Anyway, I figured he was trying to be different and draw attention to himself while actually saying that they don't care about the attention. I finished that thought and stared at my apple. I rolled it over in my hands and went to take a bite. A gush of wind brushed by my face and my apple flew from my hand and it wobbled through the damp grass.
"Are you following me? Do I owe you money?" The man in the black coat demanded.
"No, I was wondering who you are?" I replied rather plainly.
"What are you after?" He accused.
"Just what I said before," I stubbornly pressed. "Stupid curiosity. I've never seen you around before."
"I am Randy and I do not like to be bothered," he offered.
"I'm George and I like bothering," I probed, realizing that he may not be the rebel jackass I had pegged him to be.
"Well, in that case," Randy cocked his head with a curious look at my apple and kicked it between his feet. "Give me a smoke and I will be happy to talk to the first person to approach me instead of turning away."
I handed him a cigarette and we talked and smoked on that bench for hours and began our friendship like we were boys. It started up that quick. We sat and talked about our similarities and differences and what our backgrounds were. I told him I originally hailed from outside Boston and planned on moving to the city when I graduated. He wanted to move there also, but never talked about school with great frequency or seriousness or his past. After we got to know each other, I often pried about what he wanted to do with his life, but he always said that he was at college just to see if there was anything different. He never seemed to have a problem paying for school and I often wondered if he was even enrolled. Randy never really had a problem with paying for anything, attributing that to his wise saving habits over all these years. All these years ...he was in his late twenties, like me, but always talked about the past like it spanned for decades. I just wrote it off a
s one of his quirks.
Most of our time though was spent in college splendor.
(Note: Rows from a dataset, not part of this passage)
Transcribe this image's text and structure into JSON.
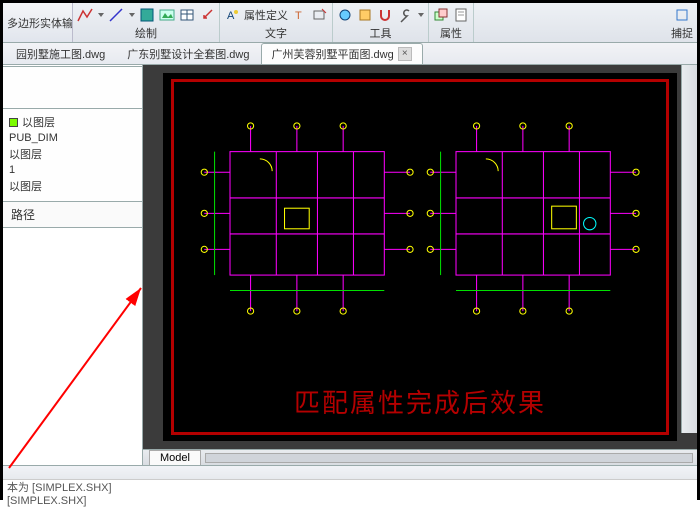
{
  "ribbon": {
    "left_label": "多边形实体输入",
    "groups": [
      {
        "label": "绘制",
        "icons": [
          "polyline-icon",
          "line-icon",
          "hatch-icon",
          "picture-icon",
          "table-icon",
          "arrow-icon"
        ]
      },
      {
        "label": "文字",
        "icons": [
          "attr-def-icon",
          "text-icon",
          "edit-text-icon"
        ],
        "attr_label": "属性定义"
      },
      {
        "label": "工具",
        "icons": [
          "tool1-icon",
          "tool2-icon",
          "magnet-icon",
          "wrench-icon"
        ]
      },
      {
        "label": "属性",
        "icons": [
          "block-icon",
          "props-icon"
        ]
      }
    ],
    "right_group_tiny": "捕捉"
  },
  "tabs": {
    "items": [
      {
        "label": "园别墅施工图.dwg",
        "active": false
      },
      {
        "label": "广东别墅设计全套图.dwg",
        "active": false
      },
      {
        "label": "广州芙蓉别墅平面图.dwg",
        "active": true
      }
    ]
  },
  "side": {
    "layers": [
      {
        "swatch": "#7CFC00",
        "name": "以图层"
      },
      {
        "swatch": "",
        "name": "PUB_DIM"
      },
      {
        "swatch": "",
        "name": "以图层"
      },
      {
        "swatch": "",
        "name": "1"
      },
      {
        "swatch": "",
        "name": "以图层"
      }
    ],
    "path_header": "路径"
  },
  "model_space": {
    "red_caption": "匹配属性完成后效果",
    "model_tab": "Model"
  },
  "log": {
    "line1": "本为 [SIMPLEX.SHX]",
    "line2": "[SIMPLEX.SHX]"
  },
  "colors": {
    "magenta": "#ff00ff",
    "yellow": "#ffff00",
    "green": "#00e000",
    "cyan": "#00ffff",
    "red": "#b40000"
  }
}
We went to parties and even Jessica came to like him, though she swore she wouldn't. A stubborn one she was, if you ask me.
Randy and I would always seemed to find our way into a little skirmish, but would back each other up. These were often in response to doing stupid tricks to impress women after I lost Jessica, to restore my ego back to almost indestructible. Randy never really needed much help with his life. He seemed to have everything figured out and that made me want to figure out life as well.